DAY 512 - VOLCÁN COTOPAXI
Day 512 - Volcán Cotopaxi, Ecuador - 10258 km
After a few days in Quito I hit the road again with a lighter bike. My panniers with laptop, hard-disks, clothes and other heavy stuff I could miss for some days I shipped ahead to a town on the Pan-American highway. Just out of the city I pick up the mountain bike route (TEMBR) again which will lead through small villages on unpaved roads and around Cotopaxi. After 4 days I should be able to see my laptop again to back up my cameras, after which I will send it onwards south and cross the Pan-American highway to continue on the mountainbike route again through the mountains towards Crater lake Quilotoa. A far from straightforward route, but I’m not on these trails to make distance in a short time. I’m here to experience the rugged nature of the Andes. Be away from the heavy traffic and amongst the remote nature of the Andes and the native villages.
From Tumbaco (2350m) the cobblestone road goes up in the hills through small towns and villages, slowly leaving the urban sprawl of Quito behind. I camp along in village in a green canyon. At the end of day two I reach the refuge of Cotopaxi at 3900m. The landscape is bare and stretched out with páramo grass, the tree line far behind me. There’s a lodge with a restaurant where I stop for dinner and charge my devices. Inside are only Germans and French seniours who belong to a tour group climbing the volcano. After dinner I cycle into the cold night to set up my tent in the field. The soft green-white plains stretch out in front of me with in the nearby distance the volcano. Big black boulders are scattered around the field. It’s a beautiful cold night.
The next day I get on the trail, clockwise around Cotopaxi. While TEMBR shortcuts the volcano I’m on a different mountain bike route which is more challenging. This is the first time serious single trail for me, or even sometimes no trail at all. A different game. Although the bike is a lot lighter, progress is slower than on paved roads. 50km is a long day because of the terrain, altitude (all above 3500m) and some hike-a-bike sections, for example carrying the bike over a fence, or through a ditch or river. The sense of freedom in this landscape is incredible. The silence almost terrifying. Alone here means really alone. The only manmade thing is the vague notion of a trail ahead. But sometimes even that is gone and I just have to follow the valley and use a common sense of direction because sometimes the battery of my phone fails because of the low temperatures.

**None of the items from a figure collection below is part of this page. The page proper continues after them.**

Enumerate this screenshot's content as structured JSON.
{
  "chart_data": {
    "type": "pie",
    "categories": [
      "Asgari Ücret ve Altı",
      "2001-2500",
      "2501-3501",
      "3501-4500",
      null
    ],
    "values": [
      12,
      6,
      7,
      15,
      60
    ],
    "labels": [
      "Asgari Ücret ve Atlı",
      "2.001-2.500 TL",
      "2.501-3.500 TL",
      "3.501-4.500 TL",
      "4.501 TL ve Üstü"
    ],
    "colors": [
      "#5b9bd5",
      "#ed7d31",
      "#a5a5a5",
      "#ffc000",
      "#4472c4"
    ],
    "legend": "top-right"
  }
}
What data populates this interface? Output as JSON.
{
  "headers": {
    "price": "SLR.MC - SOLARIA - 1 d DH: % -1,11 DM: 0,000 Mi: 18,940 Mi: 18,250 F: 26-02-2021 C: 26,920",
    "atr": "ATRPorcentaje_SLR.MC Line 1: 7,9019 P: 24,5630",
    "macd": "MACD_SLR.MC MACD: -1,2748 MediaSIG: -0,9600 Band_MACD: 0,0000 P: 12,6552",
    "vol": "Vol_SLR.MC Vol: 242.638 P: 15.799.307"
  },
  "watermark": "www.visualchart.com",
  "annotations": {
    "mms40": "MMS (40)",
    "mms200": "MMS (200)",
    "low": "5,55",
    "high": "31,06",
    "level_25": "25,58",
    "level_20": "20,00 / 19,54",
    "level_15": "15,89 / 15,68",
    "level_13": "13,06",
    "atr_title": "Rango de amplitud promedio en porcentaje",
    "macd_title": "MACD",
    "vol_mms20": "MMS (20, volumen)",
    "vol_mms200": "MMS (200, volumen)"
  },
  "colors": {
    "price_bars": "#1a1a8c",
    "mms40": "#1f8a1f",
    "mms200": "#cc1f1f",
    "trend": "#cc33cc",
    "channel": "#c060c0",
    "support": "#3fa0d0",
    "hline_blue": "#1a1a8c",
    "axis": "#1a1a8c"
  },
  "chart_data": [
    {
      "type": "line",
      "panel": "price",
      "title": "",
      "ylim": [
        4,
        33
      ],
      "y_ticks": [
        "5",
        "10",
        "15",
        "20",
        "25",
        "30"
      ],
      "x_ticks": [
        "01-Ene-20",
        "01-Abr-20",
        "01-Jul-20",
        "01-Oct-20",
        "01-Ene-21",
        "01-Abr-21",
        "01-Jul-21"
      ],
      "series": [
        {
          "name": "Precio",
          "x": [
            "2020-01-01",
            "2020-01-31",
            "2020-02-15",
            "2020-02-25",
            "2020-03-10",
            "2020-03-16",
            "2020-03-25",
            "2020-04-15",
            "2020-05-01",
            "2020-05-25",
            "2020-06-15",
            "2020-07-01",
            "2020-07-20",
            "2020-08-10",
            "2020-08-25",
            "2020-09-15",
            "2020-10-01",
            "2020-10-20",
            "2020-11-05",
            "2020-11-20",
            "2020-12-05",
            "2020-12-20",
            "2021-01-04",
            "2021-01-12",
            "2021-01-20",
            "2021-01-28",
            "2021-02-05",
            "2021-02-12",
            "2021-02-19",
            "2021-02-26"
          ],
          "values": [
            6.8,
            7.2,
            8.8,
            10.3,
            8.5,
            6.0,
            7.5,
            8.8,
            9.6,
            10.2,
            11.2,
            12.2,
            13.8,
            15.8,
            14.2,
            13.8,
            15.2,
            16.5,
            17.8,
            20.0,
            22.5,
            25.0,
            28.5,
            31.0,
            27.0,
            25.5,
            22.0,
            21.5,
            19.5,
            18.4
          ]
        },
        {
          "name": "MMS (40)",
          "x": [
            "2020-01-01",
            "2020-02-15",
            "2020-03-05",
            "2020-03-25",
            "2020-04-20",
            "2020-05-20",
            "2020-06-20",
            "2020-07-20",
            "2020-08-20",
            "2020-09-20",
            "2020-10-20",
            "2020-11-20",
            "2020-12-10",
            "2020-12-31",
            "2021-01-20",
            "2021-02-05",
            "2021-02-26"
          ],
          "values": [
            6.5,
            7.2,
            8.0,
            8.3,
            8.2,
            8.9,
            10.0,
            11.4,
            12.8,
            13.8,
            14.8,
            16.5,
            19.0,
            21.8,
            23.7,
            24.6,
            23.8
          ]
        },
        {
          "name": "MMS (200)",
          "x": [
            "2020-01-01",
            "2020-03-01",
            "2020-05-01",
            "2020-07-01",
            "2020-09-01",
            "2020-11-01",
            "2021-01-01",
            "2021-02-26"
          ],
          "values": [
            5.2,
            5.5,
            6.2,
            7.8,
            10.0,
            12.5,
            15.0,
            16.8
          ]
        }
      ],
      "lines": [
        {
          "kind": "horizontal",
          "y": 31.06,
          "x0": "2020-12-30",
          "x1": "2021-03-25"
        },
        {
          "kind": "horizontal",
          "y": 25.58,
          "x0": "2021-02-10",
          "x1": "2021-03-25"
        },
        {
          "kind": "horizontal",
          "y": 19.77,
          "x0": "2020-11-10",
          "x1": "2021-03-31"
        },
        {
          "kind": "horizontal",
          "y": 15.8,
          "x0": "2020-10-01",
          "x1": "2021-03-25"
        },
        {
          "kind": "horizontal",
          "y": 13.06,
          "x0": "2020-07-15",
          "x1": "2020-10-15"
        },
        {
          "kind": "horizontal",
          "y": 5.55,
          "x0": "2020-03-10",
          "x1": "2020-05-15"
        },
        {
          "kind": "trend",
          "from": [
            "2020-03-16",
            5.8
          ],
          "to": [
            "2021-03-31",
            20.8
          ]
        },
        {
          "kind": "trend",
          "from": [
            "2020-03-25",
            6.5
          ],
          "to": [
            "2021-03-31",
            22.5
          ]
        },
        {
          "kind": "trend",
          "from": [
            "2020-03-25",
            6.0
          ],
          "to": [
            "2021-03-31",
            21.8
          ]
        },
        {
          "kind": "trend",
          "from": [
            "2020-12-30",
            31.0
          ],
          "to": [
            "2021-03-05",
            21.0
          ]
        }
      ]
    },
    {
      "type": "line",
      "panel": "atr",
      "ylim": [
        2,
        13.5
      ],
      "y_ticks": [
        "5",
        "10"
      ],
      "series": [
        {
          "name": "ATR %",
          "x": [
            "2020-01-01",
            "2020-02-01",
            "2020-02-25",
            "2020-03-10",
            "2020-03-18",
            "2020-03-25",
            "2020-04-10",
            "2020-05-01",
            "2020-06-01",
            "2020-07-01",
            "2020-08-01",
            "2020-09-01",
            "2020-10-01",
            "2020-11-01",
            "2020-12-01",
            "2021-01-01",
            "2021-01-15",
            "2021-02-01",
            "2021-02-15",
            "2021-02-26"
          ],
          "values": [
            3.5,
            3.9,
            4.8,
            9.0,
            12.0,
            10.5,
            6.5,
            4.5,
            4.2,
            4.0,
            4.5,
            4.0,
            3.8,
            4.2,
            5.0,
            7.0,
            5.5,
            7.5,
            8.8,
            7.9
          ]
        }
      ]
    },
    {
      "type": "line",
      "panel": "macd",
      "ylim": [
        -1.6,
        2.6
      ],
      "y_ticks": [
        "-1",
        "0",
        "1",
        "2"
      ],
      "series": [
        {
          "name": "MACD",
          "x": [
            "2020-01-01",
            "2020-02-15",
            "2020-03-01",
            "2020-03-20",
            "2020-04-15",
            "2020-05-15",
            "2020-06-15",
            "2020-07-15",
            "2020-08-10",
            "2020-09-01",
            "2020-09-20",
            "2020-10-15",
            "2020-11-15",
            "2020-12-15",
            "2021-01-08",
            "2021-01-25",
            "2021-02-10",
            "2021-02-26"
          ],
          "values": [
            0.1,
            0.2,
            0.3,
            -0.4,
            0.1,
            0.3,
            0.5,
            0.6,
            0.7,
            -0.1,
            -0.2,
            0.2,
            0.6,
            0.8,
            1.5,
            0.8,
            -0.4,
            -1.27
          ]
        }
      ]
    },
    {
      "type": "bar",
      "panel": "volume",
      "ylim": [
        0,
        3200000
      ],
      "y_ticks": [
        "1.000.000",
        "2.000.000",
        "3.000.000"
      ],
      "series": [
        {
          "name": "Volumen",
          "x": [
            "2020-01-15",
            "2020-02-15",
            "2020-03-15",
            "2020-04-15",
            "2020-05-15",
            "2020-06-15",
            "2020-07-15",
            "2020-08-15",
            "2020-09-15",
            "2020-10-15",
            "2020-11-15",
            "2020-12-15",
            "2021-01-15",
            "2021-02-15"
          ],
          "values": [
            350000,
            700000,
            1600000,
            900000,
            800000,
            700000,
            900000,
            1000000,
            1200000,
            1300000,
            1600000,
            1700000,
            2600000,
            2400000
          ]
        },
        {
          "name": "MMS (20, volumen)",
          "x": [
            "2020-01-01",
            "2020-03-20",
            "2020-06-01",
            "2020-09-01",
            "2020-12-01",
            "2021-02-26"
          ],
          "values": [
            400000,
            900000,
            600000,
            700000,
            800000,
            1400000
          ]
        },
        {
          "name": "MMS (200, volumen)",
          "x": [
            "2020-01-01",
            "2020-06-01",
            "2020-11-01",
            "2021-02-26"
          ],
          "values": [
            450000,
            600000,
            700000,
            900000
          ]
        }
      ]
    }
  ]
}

I often wonder ‘Can it get any worse?’ And because the terrain slowed me down so much: ‘do I have enough food with me?’ and ‘Will I have enough battery power on my phone to navigate?’ because the trail sometimes completely vanished. Fears that follow up by being impressed and becoming quiet by the beauty of this grand nature. I knew I had enough food, although sometimes not more than just bread and rice. I needed to let go and surrender to the landscape and solitude. Much a different situation than following the regular roads, which at some point always provide in food, shelter, electricity, connectivity.
There is one more pass to tackle, at 4200m the highest so far. I’m now south of the Volcano heading for the Pan-american highway. The grassland is soft and muddy. It’s almost impossible to cycle. Many stretches I have to walk and push. The altitude takes the oxygen from my lungs. A few kilometres takes me hours, dragging the bike through trenches, puddles and finally over the last hilltop. From here it’s easy. I pick up the dirt road again and let the bike roll down, through paramo, young pine tree forests and eventually farm land again. My friend Martina, whom I’d met in Quito has booked a room for me in an ancient family-owned Hacienda La Cienega where I take a good rest. This was really ‘away from it all’ for a few days.